I’ve been mulling over the findings from my analysis of Top American CEOs. Statistics are always interesting; learning from facts rather than prejudices. But of course statistics can be highlighted in whatever way the author wants. I know someone who was looking at the exact same data from the point of view of college drop-outs rather than post-graduate qualifications which was where I started. The way you twist and turn data can change the way you see things.

But one of the numbers that has stuck in my mind since looking at the data is the length of service that these people have with their organisations. About 80% have been with their companies longer than 10 years. The Japanese famously reward employees through length of service rather than merit, which seems very strange to western ways. Yet clearly there is something to be said for learning a business inside out.

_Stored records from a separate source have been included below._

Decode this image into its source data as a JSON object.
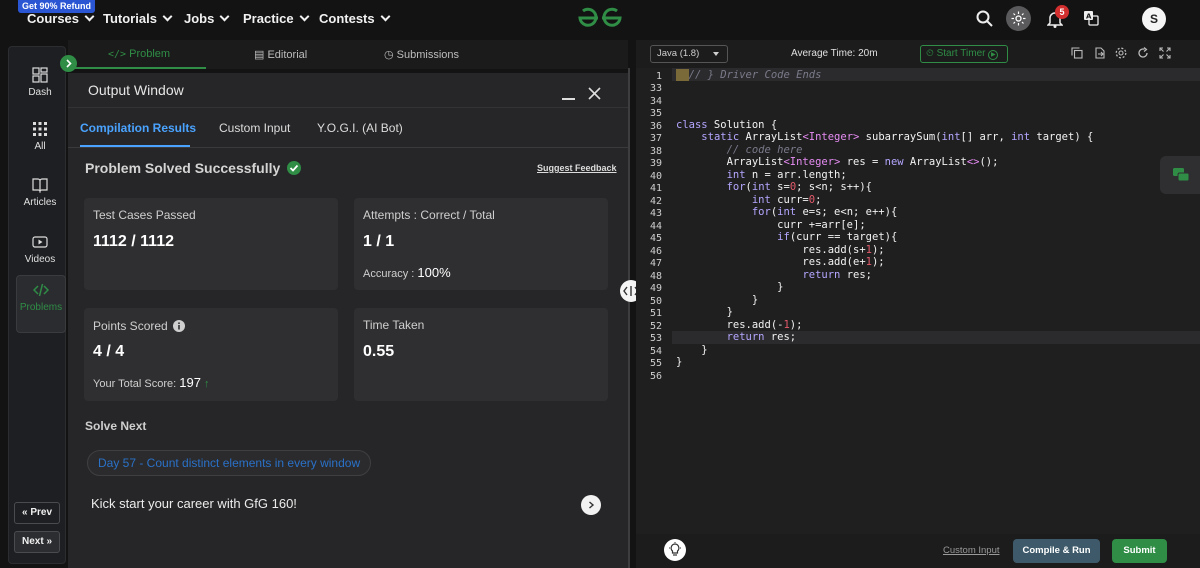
{
  "topnav": {
    "refund_badge": "Get 90% Refund",
    "items": [
      {
        "label": "Courses"
      },
      {
        "label": "Tutorials"
      },
      {
        "label": "Jobs"
      },
      {
        "label": "Practice"
      },
      {
        "label": "Contests"
      }
    ],
    "notification_count": "5",
    "avatar_initial": "S"
  },
  "sidebar": {
    "items": [
      {
        "label": "Dash",
        "icon": "dashboard-icon"
      },
      {
        "label": "All",
        "icon": "grid-icon"
      },
      {
        "label": "Articles",
        "icon": "book-icon"
      },
      {
        "label": "Videos",
        "icon": "video-icon"
      },
      {
        "label": "Problems",
        "icon": "code-icon"
      }
    ],
    "prev_label": "Prev",
    "next_label": "Next"
  },
  "left_tabs": {
    "problem": "Problem",
    "editorial": "Editorial",
    "submissions": "Submissions"
  },
  "output_window": {
    "title": "Output Window",
    "tabs": [
      "Compilation Results",
      "Custom Input",
      "Y.O.G.I. (AI Bot)"
    ],
    "status": "Problem Solved Successfully",
    "suggest_feedback": "Suggest Feedback",
    "cards": {
      "test_cases_label": "Test Cases Passed",
      "test_cases_value": "1112 / 1112",
      "attempts_label": "Attempts : Correct / Total",
      "attempts_value": "1 / 1",
      "accuracy_label": "Accuracy :",
      "accuracy_value": "100%",
      "points_label": "Points Scored",
      "points_value": "4 / 4",
      "total_score_label": "Your Total Score:",
      "total_score_value": "197",
      "time_label": "Time Taken",
      "time_value": "0.55"
    },
    "solve_next_label": "Solve Next",
    "next_problem": "Day 57 - Count distinct elements in every window",
    "promo_text": "Kick start your career with GfG 160!"
  },
  "editor": {
    "language": "Java (1.8)",
    "average_time_label": "Average Time: 20m",
    "start_timer": "Start Timer",
    "line_numbers": [
      "1",
      "33",
      "34",
      "35",
      "36",
      "37",
      "38",
      "39",
      "40",
      "41",
      "42",
      "43",
      "44",
      "45",
      "46",
      "47",
      "48",
      "49",
      "50",
      "51",
      "52",
      "53",
      "54",
      "55",
      "56"
    ],
    "custom_input": "Custom Input",
    "compile_run": "Compile & Run",
    "submit": "Submit"
  },
  "colors": {
    "accent_green": "#2f8d46",
    "tab_blue": "#4aa3ff",
    "refund_blue": "#2a56d4",
    "notification_red": "#d32f2f"
  }
}
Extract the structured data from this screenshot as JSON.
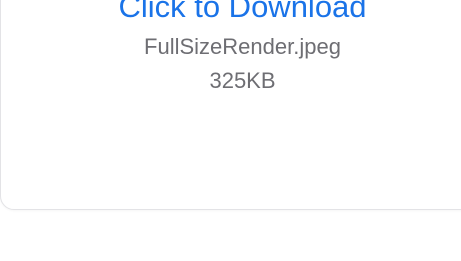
{
  "attachment": {
    "download_label": "Click to Download",
    "file_name": "FullSizeRender.jpeg",
    "file_size": "325KB"
  },
  "colors": {
    "link": "#1a73e8",
    "meta_text": "#6e6e73",
    "card_border": "#e3e3e6"
  }
}
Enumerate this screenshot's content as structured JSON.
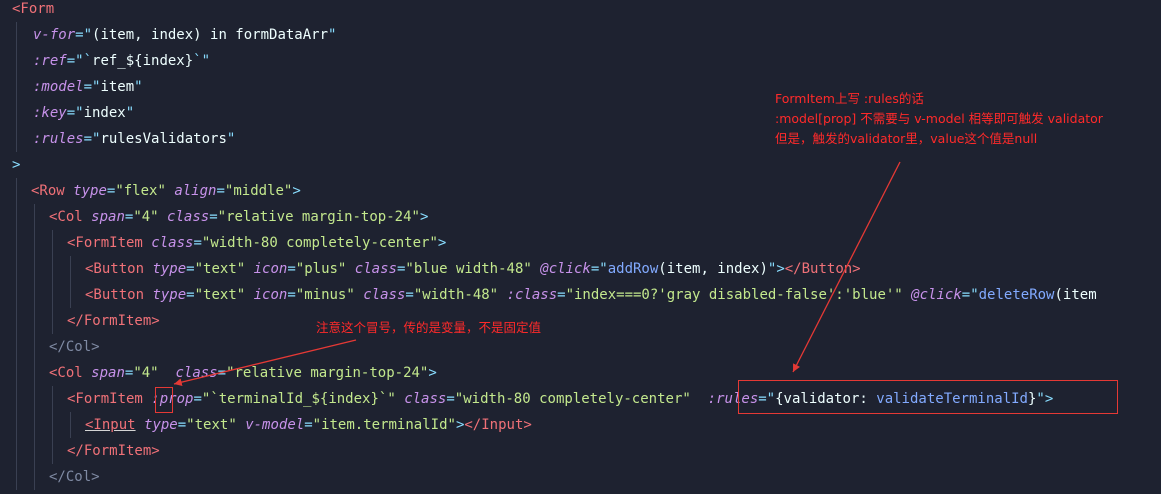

The one thing it is difficult to see from statistics is the personalities of these people. Perhaps what they have in common is their determination to succeed, whether or not they stayed on at university and regardless of where they did their MBA.

Jim Collins is inspirational about leadership in his book
Good to Great which I am rereading at the moment. He talks of Level 5 leaders who are humble, self-effacing and steely in their determination that their organisations succeed. He describes the way they don’t take personal credit for successes, but attribute the good stuff to the efforts of their team. He also describes the way they are always prepared to take the blame for problems.

If Collins were doing his research today I wonder how many of these Top American leaders would qualify as Level 5 Leaders …

The other common characteristic amongst the 100 top CEOs is that they are all men - without exception, 100%. It is perhaps the starkest statistic of all yet I was so immersed in business schools and length of service that I missed it. Oddly enough, all Jim Collins’ Level 5 Leaders were men too. What does that say about women in business today?